Mise à jour du 7 Novembre 2021

L’accusé était arrivé libre au tribunal, même s’il était sous contrôle judiciaire ; il en est reparti les menottes aux poignets, ses sanglots faisant écho aux pleurs de soulagement de la victime et de ses amis, plus de 6 ans après les faits évoqués lors de l’audience. L’homme était accusé d’avoir violé un jeune homme âgé de 16 ans à l’époque, en forêt de Blois, en avril 2015.

Après une première journée d’audience, le deuxième jour de procès a débuté par l’audition de Cendrine Peris, experte psychologue, venue donner les conclusions du rendez-vous qu’elle avait eu avec la victime peu après son dépôt de plainte, en octobre 2015. Elle a parlé d’un individu

« qui a besoin d’être avenant, pour mieux masquer des éléments dépressifs »,

notant un

« stress post-traumatique majeur et ancré ».

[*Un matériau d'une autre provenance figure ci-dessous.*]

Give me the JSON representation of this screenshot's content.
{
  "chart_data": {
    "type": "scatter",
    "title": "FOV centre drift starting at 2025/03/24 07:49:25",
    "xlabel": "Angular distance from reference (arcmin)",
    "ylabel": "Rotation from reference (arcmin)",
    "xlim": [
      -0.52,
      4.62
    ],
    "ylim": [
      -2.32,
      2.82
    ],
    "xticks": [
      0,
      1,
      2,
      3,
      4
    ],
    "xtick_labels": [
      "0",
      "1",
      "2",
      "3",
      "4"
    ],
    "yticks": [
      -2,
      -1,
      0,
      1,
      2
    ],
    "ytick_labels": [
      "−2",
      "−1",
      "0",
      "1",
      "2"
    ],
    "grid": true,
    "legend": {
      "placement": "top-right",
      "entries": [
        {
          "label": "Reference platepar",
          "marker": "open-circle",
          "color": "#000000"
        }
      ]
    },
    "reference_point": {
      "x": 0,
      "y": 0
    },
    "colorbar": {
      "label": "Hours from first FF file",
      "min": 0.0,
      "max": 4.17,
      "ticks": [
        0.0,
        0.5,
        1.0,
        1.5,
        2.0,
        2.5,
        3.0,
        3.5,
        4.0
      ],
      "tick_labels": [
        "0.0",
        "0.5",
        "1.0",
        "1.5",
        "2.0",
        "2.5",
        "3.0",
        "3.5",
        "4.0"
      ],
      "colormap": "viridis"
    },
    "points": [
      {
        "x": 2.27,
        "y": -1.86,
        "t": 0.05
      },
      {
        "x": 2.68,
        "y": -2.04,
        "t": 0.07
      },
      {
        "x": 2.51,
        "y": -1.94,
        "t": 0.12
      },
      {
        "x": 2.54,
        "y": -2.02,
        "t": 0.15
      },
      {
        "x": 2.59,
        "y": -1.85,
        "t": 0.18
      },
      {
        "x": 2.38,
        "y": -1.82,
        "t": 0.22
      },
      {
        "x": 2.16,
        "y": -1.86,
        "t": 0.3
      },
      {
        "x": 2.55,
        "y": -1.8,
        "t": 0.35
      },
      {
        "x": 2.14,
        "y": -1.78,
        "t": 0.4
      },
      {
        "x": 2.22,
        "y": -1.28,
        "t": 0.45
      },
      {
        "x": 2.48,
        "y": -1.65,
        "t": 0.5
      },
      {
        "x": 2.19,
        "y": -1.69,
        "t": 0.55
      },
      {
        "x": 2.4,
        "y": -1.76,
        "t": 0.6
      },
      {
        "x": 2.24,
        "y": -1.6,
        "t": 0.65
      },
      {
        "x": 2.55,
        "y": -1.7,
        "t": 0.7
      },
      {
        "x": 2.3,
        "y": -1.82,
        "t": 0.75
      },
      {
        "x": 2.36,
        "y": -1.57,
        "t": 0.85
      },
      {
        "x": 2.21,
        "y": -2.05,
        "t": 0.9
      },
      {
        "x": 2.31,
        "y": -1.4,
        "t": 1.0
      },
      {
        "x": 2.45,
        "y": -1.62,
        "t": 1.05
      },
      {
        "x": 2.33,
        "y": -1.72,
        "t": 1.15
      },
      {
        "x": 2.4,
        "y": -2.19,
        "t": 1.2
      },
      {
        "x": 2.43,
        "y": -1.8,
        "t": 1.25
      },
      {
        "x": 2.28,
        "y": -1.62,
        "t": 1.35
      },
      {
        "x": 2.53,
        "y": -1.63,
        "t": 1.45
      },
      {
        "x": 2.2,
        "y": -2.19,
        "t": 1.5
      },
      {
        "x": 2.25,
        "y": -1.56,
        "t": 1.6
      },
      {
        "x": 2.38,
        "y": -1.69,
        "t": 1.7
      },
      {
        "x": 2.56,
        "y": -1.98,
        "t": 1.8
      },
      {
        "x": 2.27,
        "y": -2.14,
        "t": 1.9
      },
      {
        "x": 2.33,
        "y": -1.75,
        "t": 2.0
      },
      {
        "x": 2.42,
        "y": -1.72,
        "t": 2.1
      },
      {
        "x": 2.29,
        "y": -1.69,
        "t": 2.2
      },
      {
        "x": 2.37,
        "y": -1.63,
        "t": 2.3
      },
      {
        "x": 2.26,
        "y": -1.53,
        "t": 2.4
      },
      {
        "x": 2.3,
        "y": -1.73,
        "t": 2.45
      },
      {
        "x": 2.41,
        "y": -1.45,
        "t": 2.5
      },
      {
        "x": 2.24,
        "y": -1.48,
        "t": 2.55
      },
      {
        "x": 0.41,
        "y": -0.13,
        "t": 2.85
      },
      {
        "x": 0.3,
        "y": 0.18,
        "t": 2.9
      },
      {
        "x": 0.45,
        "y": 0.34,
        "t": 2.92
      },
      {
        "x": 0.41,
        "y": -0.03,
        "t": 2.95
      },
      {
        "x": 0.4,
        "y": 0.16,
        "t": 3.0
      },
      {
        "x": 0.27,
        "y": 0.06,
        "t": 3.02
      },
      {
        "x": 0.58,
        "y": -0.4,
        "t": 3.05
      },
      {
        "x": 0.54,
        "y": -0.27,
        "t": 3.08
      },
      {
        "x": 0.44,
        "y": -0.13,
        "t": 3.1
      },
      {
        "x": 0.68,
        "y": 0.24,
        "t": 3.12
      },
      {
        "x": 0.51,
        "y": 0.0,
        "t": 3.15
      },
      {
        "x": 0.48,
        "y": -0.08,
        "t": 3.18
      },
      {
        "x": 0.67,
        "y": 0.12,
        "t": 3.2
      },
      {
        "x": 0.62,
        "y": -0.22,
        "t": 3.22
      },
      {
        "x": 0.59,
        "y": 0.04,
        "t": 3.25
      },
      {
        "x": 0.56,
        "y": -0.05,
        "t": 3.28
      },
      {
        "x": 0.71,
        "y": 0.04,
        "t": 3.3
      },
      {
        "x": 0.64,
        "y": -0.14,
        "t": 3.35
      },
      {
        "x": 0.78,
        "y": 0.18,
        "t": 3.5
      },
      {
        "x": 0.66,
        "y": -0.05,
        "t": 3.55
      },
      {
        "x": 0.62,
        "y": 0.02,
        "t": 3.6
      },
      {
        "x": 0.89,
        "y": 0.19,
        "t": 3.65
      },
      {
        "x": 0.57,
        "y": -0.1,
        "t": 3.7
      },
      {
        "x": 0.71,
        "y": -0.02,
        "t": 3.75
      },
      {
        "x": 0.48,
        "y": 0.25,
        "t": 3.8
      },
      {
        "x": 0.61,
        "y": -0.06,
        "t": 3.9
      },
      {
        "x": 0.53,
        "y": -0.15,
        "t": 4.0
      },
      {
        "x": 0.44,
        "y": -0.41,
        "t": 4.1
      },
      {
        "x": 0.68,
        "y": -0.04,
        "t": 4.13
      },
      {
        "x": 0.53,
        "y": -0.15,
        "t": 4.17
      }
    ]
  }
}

Des doutes soulevés par la défense

Une des amies de la victime a également témoigné, indiquant s’en vouloir

« de ne pas avoir remarqué à quel point ça n’allait pas »,

parlant de la période qui vient de s’écouler pour son ami comme une

« parenthèse de six ans de sa vie »

à l’issue de laquelle

« il doit se reconstruire ».

La présidente Aude Cristau a alors tenté à nouveau d’obtenir des déclarations de l’accusé. Mais comme la veille, la confusion l’a emporté, l’homme ne comprenant pas les questions, semblant répondre « oui » ou « non » au hasard, même quand on lui posait des questions ouvertes.

Pour le ministère public, l’avocate générale Chantal Moulin-Bernard a justifié le délai entre le viol subi et la plainte déposée par la victime, indiquant que dans la majeure partie des cas dans ces affaires-là,

« les dénonciations sont souvent indirectes et tardives, avec des personnes qui font état de haine et de dégoût ».

Considérant disposer d’un « faisceau d’indices concordants », tout en soulignant que le discernement « est certes altéré mais pas aboli », elle a requis une peine mixte « afin qu’il prenne conscience de ses actes ».

Elle a demandé une condamnation à 5 ans de prison dont 4 assortis d’un sursis probatoire, avec des obligations de soins, d’indemniser la victime et l’inscription au fichier judiciaire automatisé des auteurs d’infractions sexuelles (Fijais).

L’agression subie par la victime en avril 2015 n’a pas été mise en doute, même par la défense. C’est plutôt sur l’identité de l’agresseur que Me Fossier a émis des réserves.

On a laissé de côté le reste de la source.